Nun also die Orgelsinfonie von Camille Saint-Saëns. Gewaltig der vollgriffige C-Dur-Akkord der Orgel, der das Maestoso einleitet, den zweiten Teil des zweiten Satzes. Gewaltig, aber in stilgerechter Registrierung mit mächtigem Pedal, starken Grundtönen, bestimmenden Zungenregistern, nur eben, wenn ich richtig gehört habe, ohne Mixturen. Dasselbe gilt angewandt für den lange liegenden Schlussakkord ebenfalls in C-Dur, zu dem die Pauke das majestätische, hier aber nicht pathetisch aufgeladene Ritardando durchführt. Sehr markant dagegen kurz zuvor jener Abstieg im Pedal, der in vielen Wiedergaben zu schwach gerät. Das war alles sehr überzeugend im Geist der spätromantischen Orgelpraxis gehalten. Nicht weniger packend gerieten jedoch die drei vorangehenden Teile der Sinfonie, in denen das Tonhalle-Orchester Zürich unter der Leitung seines Musikdirektors Paavo Järvi und Christian Schmitt an der Orgel die Farbenpracht und die Emotionalität des klanglich höchst abwechslungsreichen Werks in aller Pracht zur Geltung brachten. So war denn eins zu eins zu erleben, was das neue Instrument an Sinnlichkeit und, vor allem, an Beweglichkeit einzubringen vermag: die Orgel als das andere Orchester.

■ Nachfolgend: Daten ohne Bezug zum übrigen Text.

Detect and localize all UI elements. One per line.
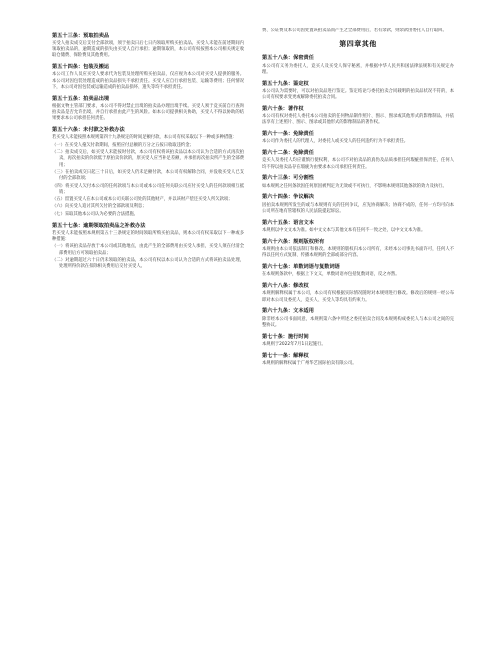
- right-column: [262, 28, 454, 631]
- article-section: [52, 64, 244, 91]
- article-section: [262, 220, 454, 235]
- article-section: [52, 223, 244, 271]
- article-title: 第五十七条：逾期领取拍卖品之补救办法: [52, 222, 146, 229]
- article-title: 第六十条：著作权: [262, 105, 304, 112]
- article-section: [262, 334, 454, 349]
- article-title: 第五十三条：预取拍卖品: [52, 32, 110, 39]
- article-list-item: （七）采取其他本公司认为必要的合法措施。: [52, 211, 138, 217]
- article-title: 第五十八条：保密责任: [262, 55, 314, 62]
- article-section: [262, 264, 454, 279]
- article-paragraph: 本规则解释权属于本公司，本公司有权根据实际情况随时对本规则进行修改。修改后的规则一经公布即对本公司及委托人、竞买人、买受人等均具有约束力。: [262, 291, 454, 303]
- article-paragraph: 本规则的解释权属于广州华艺国际拍卖有限公司。: [262, 360, 357, 366]
- article-section: [262, 81, 454, 102]
- article-list-item: （五）留置买受人在本公司或本公司关联公司处的其他财产，并以该财产偿还买受人所欠款项；: [52, 197, 233, 203]
- article-title: 第六十五条：语言文本: [262, 219, 314, 226]
- article-paragraph: 本公司有权对委托人委托本公司拍卖的任何物品制作照片、图示、图录或其他形式的影像制品，并依法享有上述照片、图示、图录或其他形式的影像制品的著作权。: [262, 114, 454, 126]
- article-list-item: （一）在买受人拖欠付款期间，按照应付总额的万分之五按日收取违约金；: [52, 142, 194, 148]
- article-title: 第六十六条：规则版权所有: [262, 238, 325, 245]
- article-paragraph: 根据文物主管部门要求，本公司不得对禁止出境的拍卖品办理出境手续。买受人须于竞买前自行查询拍卖品是否允许出境，并自行承担由此产生的风险。如本公司提供相关协助，买受人不得以协助的结果要求本公司承担任何责任。: [52, 103, 244, 122]
- article-paragraph: 除非经本公司书面同意，本规则第六条中所述之委托拍卖合同及本规则构成委托人与本公司之间的完整协议。: [262, 316, 454, 328]
- article-section: [52, 96, 244, 123]
- article-paragraph: 本公司认为需要时，可以对拍卖品进行鉴定。鉴定结论与委托拍卖合同载明的拍卖品状况不符的，本公司有权要求变更或解除委托拍卖合同。: [262, 88, 454, 101]
- article-title: 第五十四条：包装及搬运: [52, 64, 110, 71]
- article-list-item: （二）拍卖成交后，如买受人未能按时付款，本公司有权将该拍卖品以本公司认为合适的方式再次拍卖，再次拍卖的价款低于原拍卖价款的，原买受人应当补足差额，并承担再次拍卖所产生的全部费用；: [52, 150, 244, 168]
- article-title: 第五十九条：鉴定权: [262, 80, 309, 87]
- article-section: [262, 131, 454, 146]
- article-paragraph: 若买受人未能按照本规则第五十三条规定的时间领取所购买拍卖品，则本公司有权采取以下一种或多种措施：: [52, 230, 244, 243]
- article-section: [52, 33, 244, 60]
- article-title: 第五十六条：未付款之补救办法: [52, 127, 125, 134]
- article-title: 第六十三条：可分割性: [262, 175, 314, 182]
- article-title: 第六十九条：文本适用: [262, 308, 314, 315]
- article-paragraph: 如本规则之任何条款因任何原因被判定为无效或不可执行，不影响本规则其他条款的效力及执行。: [262, 183, 447, 189]
- article-title: 第六十一条：免除责任: [262, 131, 314, 138]
- article-title: 第七十条：施行时间: [262, 333, 309, 340]
- article-section: [262, 106, 454, 127]
- article-paragraph: 本公司工作人员应买受人要求代为包装及处理所购买拍卖品，仅应视为本公司对买受人提供的服务。本公司对因包装处理造成的拍卖品损失不承担责任。买受人应自行承担包装、运输等费用；任何情况下，本公司对因包装或运输造成的拍卖品损坏、遗失等均不承担责任。: [52, 72, 244, 90]
- article-section: [262, 283, 454, 304]
- article-section: [262, 194, 454, 215]
- article-section: [262, 239, 454, 260]
- article-paragraph: 本规则于2022年7月1日起施行。: [262, 341, 326, 347]
- article-list-item: （一）将该拍卖品存放于本公司或其他地点，由此产生的全部费用由买受人承担，买受人须在付清全部费用后方可领取拍卖品；: [52, 244, 244, 256]
- article-list-item: （四）将买受人欠付本公司的任何款项与本公司或本公司任何关联公司应付买受人的任何款项相互抵销；: [52, 183, 244, 195]
- article-list-item: （三）在拍卖成交日起三十日后，如买受人仍未足额付款，本公司有权解除合同，并没收买受人已支付的全部款项；: [52, 169, 244, 182]
- article-paragraph: 本规则由本公司依法制订和修改。本规则的版权归本公司所有，未经本公司事先书面许可，任何人不得以任何方式复制、传播本规则的全部或部分内容。: [262, 246, 454, 259]
- article-paragraph: 竞买人及委托人均应谨慎行使权利，本公司不对拍卖品的真伪及品质承担任何瑕疵担保责任，任何人均不得以拍卖品存在瑕疵为由要求本公司承担任何责任。: [262, 158, 454, 170]
- right-articles: [262, 55, 454, 367]
- article-paragraph: 在本规则条款中，根据上下文义，单数词语亦包括复数词语，反之亦然。: [262, 272, 400, 278]
- left-column: [52, 28, 244, 631]
- article-title: 第六十七条：单数词语与复数词语: [262, 264, 340, 271]
- article-title: 第七十一条：解释权: [262, 352, 309, 359]
- article-title: 第五十五条：拍卖品出境: [52, 95, 110, 102]
- article-paragraph: 若买受人未能按照本规则第四十九条规定的时间足额付款，本公司有权采取以下一种或多种措施：: [52, 135, 237, 141]
- article-paragraph: 本规则以中文文本为准。如中文文本与其他文本有任何不一致之处，以中文文本为准。: [262, 227, 426, 233]
- article-title: 第六十八条：修改权: [262, 283, 309, 290]
- article-section: [52, 127, 244, 218]
- article-title: 第六十四条：争议解决: [262, 194, 314, 201]
- article-paragraph: 本公司作为委托人的代理人，对委托人或买受人的任何违约行为不承担责任。: [262, 139, 409, 145]
- article-paragraph: 因拍卖本规则所发生的或与本规则有关的任何争议，应先协商解决；协商不成的，任何一方均可向本公司所在地有管辖权的人民法院提起诉讼。: [262, 202, 454, 214]
- article-section: [262, 308, 454, 329]
- article-paragraph: 本公司有义务为委托人、竞买人及买受人保守秘密，并根据中华人民共和国法律法规和有关规定办理。: [262, 63, 454, 75]
- chapter-title: 第四章其他: [339, 40, 377, 49]
- article-section: [262, 353, 454, 368]
- continued-paragraph: 费、公证费及本公司因处置该拍卖品而产生之全部费用后，若有余款，则余款由委托人自行取回。: [262, 28, 447, 33]
- article-section: [262, 55, 454, 76]
- article-list-item: （二）对逾期超过六十日仍未领取的拍卖品，本公司有权以本公司认为合适的方式将该拍卖品处理，处理所得价款在扣除相关费用后交付买受人。: [52, 257, 244, 270]
- article-paragraph: 买受人拍卖成交后支付全部款项，须于拍卖日后七日内领取所购买拍卖品。买受人未能在前述期间内领取拍卖品的，逾期造成的损失由买受人自行承担；逾期领取的，本公司有权按照本公司相关规定收取仓储费、保险费及其他费用。: [52, 40, 244, 59]
- article-section: [262, 175, 454, 190]
- article-section: [262, 150, 454, 171]
- article-list-item: （六）向买受人追讨其所欠付的全部款项及利息；: [52, 204, 147, 210]
- article-title: 第六十二条：免除责任: [262, 150, 314, 157]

Oder: die Orgel als das weit in den Raum hinein vergrösserte Klavier. In der Orgelnacht war es zu erfahren, als Christan Schmitt in wahrhaft magistraler Darstellung Franz Listzs Fantasie und Fuge über den Choral «Ad nos, ad salutarem undam» aus Giacomo Meyerbeers Oper «Le Prophète» zum Klingen brachte. Das halbstündige Stück, in dem sich Horribilitäten sondergleichen auftürmen, existiert auch in einer von Ferruccio Busoni erstellten Fassung für Klavier; Igor Levit spielte sie im Herbst 2018 beim Lucerne Festival. Tatsächlich handelt es sich bei «Ad nos» um ein Klavierstück für die Orgel – allerdings für eine Orgel, die der Phantasie des Komponisten gerecht zu werden vermag. Die neue Zürcher Kuhn-Orgel vermag es in denkbar bester Weise. Nicht nur bietet die Disposition ausreichend farbliche und dynamische Möglichkeiten, mit seinem Spektrum an digitalen Steuerungen stellt das Instrument enorme technische Möglichkeiten zur Verfügung. Komponisten von heute wissen das zu nutzen. In seinem Präludium «Vision in Flames» bietet der Japaner Akiro Nishimura ein Feuerwerk an Effekten, dass man in Ah und Oh ausbricht – auch weil Marco Amherd, der 1988 geborene Musiker und Wirtschaftswissenschafter, der zurzeit das Davos Festival leitet, die Partitur so blendend umsetzte. Daneben gab es erheiterndes wie die Paganini-Variationen für Orgelpedal, die von der jungen deutschen Organistin Anna-Victoria Baltrusch nicht weniger brillant realisiert wurden. Oder Prélude, fugue et variations von César Franck nicht für Klavier, sondern in einer vom Komponisten stammenden Einrichtung für Orgel und Konzertflügel – mit Christian Schmitt und Peter Solomon.

Die Orgel ist nicht das, wofür wir sie halten. Sie ist weit mehr. In der Tonhalle Zürich kann es erkundet werden. Weiter geht es im Juni kommenden Jahres mit einem Internationalen Orgelfestival.

Die Orgel in der Tonhalle Zürich. Herausgegeben von Lion Galluser und Michael Meyer. Tonhalle-Gesellschaft Zürich und Orgelbau Kuhn Männedorf, Zürich 2021. 58 S., zahlreiche Abbildungen.